The NPR Board passed a resolution Thursday authorizing the network to conduct two experiments in fundraising on digital platforms, with one benefiting member stations and another promoted through NPR podcasts.

The initiative to benefit stations would solicit donations on NPR’s digital platforms during a campaign at the end of this year. Donations would go into an NPR-managed “Public Radio Fund,” though the network could use funds to cover fundraising costs. It would hold donations and donor information separately “pending a determination by the Board of Directors regarding how best to use such funds and donor information,” the resolution said.

The fundraising experiment on NPR’s podcasts would roll out next year to “determine the podcast audience’s appetite to test ways of soliciting support for NPR,” according to the resolution.

NPR will use any donor information gathered from the two experiments only for communicating with donors “for research, stewardship and other purposes,” the resolution said.

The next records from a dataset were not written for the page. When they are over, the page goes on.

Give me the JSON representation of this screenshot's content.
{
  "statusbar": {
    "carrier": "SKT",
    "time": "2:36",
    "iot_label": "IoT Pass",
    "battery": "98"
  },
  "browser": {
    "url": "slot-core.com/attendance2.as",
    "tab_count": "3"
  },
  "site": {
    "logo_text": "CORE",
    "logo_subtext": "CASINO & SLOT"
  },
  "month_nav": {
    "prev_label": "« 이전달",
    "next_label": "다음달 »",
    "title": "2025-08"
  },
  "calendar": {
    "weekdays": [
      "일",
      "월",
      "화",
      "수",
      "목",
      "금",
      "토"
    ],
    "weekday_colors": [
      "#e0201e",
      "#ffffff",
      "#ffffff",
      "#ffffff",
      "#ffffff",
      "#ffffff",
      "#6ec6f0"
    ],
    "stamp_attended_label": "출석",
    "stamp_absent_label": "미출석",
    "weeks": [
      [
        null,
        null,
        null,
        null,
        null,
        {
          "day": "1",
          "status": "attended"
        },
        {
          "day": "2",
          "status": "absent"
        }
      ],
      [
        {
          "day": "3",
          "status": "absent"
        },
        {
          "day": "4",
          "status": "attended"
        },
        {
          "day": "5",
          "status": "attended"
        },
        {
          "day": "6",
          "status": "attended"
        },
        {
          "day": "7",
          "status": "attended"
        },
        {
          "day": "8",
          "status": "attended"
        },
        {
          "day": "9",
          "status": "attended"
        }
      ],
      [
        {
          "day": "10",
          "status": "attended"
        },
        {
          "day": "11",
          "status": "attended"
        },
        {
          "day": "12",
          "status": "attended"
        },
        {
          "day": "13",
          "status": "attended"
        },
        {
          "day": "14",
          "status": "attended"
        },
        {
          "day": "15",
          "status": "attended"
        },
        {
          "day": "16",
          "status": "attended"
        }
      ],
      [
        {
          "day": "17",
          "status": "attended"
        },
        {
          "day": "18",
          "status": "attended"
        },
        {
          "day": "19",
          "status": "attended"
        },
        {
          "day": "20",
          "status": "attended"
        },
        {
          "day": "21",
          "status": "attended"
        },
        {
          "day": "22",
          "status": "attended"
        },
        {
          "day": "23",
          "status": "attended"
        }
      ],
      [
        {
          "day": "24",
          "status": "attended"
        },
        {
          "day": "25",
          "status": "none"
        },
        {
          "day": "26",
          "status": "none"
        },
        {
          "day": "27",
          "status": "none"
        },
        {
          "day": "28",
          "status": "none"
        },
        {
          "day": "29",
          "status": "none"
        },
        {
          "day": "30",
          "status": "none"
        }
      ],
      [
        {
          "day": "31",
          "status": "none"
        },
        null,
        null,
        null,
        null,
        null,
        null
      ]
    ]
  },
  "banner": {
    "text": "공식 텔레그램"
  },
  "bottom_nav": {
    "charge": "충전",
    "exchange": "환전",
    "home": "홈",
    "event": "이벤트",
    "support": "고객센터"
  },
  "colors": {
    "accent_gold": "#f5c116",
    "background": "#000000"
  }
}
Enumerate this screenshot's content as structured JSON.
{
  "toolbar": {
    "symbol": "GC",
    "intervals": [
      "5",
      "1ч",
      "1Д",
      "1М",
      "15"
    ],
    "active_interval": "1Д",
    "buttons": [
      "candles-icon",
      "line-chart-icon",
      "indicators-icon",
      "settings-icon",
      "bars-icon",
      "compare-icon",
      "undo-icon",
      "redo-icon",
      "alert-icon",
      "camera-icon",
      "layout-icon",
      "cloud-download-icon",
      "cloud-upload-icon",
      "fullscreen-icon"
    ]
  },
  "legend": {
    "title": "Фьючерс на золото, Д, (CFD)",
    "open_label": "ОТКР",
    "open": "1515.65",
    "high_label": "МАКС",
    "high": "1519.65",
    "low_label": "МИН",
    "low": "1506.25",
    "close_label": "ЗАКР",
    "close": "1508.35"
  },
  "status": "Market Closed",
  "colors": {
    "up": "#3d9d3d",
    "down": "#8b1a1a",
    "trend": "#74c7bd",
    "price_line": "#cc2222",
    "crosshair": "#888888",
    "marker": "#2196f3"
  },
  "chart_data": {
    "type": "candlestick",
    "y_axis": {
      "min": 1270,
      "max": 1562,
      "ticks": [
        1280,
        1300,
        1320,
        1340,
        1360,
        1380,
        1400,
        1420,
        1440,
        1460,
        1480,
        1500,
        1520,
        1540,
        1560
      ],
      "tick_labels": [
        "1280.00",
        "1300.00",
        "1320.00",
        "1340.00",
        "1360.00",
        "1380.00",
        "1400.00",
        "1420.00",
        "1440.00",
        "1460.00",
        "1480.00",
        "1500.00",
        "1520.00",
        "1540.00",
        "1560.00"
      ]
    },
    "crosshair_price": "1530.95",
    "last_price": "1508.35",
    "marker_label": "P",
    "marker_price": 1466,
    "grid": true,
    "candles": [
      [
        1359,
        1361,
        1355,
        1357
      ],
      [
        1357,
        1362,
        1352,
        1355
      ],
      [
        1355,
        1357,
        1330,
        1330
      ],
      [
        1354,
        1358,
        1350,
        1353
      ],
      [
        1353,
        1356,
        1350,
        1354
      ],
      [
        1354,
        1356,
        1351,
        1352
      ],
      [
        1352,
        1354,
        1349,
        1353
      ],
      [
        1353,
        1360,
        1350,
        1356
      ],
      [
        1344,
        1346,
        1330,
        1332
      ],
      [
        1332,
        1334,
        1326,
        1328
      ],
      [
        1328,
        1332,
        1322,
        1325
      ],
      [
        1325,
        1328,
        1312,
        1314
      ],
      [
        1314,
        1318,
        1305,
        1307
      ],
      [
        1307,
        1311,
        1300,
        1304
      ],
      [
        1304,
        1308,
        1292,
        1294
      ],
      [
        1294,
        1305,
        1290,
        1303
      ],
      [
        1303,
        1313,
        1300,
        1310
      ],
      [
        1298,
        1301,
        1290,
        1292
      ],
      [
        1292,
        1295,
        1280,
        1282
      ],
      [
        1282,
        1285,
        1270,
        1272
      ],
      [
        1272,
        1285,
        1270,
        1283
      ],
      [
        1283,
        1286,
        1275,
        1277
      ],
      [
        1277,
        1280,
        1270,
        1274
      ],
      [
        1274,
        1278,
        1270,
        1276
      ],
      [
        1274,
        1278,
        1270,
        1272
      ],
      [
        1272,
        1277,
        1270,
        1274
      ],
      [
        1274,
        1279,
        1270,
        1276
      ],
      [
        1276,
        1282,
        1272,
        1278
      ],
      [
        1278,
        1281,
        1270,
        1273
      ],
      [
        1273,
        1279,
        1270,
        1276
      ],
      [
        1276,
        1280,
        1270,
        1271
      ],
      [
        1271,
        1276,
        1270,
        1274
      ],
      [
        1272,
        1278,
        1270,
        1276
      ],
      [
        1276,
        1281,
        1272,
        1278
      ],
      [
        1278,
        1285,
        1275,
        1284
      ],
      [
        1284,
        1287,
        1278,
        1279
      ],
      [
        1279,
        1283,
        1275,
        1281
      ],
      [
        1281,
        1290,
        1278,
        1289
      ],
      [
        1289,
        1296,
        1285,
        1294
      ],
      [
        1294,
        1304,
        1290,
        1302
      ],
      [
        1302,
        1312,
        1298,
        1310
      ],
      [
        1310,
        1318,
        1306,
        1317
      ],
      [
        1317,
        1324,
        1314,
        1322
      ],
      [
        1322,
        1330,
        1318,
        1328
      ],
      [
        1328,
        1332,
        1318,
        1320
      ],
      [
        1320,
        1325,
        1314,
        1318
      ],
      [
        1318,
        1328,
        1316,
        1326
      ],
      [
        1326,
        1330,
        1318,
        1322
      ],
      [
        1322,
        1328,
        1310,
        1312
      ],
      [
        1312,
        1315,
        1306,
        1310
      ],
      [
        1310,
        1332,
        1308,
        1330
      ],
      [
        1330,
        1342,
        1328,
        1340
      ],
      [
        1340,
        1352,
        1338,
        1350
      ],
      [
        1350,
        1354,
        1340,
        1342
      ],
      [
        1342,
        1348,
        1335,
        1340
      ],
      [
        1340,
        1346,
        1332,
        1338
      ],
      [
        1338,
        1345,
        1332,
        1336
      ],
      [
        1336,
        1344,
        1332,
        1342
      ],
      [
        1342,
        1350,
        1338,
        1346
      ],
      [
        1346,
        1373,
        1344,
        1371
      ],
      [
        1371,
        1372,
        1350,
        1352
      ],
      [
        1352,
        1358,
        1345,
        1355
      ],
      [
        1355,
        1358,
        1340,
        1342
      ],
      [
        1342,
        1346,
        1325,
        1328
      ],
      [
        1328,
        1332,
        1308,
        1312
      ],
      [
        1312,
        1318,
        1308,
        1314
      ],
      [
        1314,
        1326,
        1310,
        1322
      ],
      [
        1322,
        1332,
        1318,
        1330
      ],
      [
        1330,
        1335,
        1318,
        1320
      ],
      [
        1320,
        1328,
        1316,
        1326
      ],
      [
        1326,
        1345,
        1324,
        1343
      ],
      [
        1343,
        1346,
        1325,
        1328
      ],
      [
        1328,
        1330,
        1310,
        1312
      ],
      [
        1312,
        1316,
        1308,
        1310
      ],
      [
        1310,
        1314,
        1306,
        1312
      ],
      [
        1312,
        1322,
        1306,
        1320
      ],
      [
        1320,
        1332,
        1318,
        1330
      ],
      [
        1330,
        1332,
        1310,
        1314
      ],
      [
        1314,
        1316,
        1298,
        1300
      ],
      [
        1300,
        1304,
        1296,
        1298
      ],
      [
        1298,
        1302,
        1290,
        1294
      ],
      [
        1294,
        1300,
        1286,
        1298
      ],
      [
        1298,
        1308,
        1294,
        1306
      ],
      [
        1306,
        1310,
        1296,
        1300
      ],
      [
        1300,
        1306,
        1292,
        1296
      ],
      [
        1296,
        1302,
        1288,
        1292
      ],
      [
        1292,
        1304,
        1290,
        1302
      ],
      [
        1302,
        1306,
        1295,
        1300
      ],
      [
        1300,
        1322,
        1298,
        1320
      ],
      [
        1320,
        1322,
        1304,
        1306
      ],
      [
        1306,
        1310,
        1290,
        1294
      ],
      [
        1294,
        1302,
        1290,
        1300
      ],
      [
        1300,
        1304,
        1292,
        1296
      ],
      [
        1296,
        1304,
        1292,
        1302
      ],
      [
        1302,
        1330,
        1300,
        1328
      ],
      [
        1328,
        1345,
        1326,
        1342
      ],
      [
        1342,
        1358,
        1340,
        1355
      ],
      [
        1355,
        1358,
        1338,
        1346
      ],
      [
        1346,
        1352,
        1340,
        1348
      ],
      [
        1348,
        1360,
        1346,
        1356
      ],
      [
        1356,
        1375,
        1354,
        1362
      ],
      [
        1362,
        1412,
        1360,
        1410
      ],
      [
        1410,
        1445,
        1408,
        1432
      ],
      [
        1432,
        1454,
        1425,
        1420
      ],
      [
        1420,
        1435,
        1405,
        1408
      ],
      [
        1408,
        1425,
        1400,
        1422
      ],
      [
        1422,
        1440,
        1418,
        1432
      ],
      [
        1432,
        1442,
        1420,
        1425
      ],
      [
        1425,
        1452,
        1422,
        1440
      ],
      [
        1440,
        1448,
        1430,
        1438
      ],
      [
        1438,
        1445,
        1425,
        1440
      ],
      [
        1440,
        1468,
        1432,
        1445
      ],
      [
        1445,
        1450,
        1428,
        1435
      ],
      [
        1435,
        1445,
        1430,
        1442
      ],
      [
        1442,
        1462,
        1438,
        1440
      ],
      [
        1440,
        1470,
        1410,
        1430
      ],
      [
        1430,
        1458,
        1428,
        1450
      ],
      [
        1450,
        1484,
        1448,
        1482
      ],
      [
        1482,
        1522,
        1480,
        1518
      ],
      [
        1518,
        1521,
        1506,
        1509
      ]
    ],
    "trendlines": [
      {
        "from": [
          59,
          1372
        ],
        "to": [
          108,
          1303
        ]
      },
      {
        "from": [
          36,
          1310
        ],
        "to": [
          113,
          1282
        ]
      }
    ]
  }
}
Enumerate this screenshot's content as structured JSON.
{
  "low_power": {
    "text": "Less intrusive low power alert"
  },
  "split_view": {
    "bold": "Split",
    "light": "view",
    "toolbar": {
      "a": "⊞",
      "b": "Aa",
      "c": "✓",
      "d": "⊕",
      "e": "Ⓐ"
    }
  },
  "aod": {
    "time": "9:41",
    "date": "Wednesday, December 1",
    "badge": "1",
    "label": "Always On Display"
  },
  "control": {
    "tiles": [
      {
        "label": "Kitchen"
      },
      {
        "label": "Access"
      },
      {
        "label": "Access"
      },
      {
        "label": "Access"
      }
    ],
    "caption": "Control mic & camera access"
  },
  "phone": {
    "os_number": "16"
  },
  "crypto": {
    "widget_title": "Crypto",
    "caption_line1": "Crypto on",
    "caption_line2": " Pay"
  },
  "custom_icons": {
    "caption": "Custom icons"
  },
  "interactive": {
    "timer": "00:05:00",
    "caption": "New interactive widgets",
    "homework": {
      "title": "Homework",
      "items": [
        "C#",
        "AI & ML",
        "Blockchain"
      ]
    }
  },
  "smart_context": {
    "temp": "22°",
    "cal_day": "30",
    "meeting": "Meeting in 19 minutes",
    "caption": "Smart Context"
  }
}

“The Board believes that audiences on NPR’s digital platforms have the capacity to contribute more to public radio and that making the donation process as simple as possible is critical,” board chair Paul Haaga said in an email to leaders of NPR stations, also shared with Current. “Likewise, we believe that listeners of NPR-produced podcasts are interested in supporting public radio’s mission. Finally, we believe that many of the people who choose to give in these experiments will be new public radio donors. Any tests will be designed to explore these hypotheses.”

The resolution stems from the NPR Station Compact, introduced in 2017 to deepen collaboration between NPR and its member stations on journalism, fundraising and digital platforms. NPR’s board will decide how to use donor information and donations to the Public Radio Fund in ways that are consistent with the principles of the Compact, according to the resolution.

“The Board believes that local station membership remains foundational to the public radio economy and that these experiments can demonstrate that new giving opportunities and station membership are not only compatible but mutually reinforcing,” Haaga said.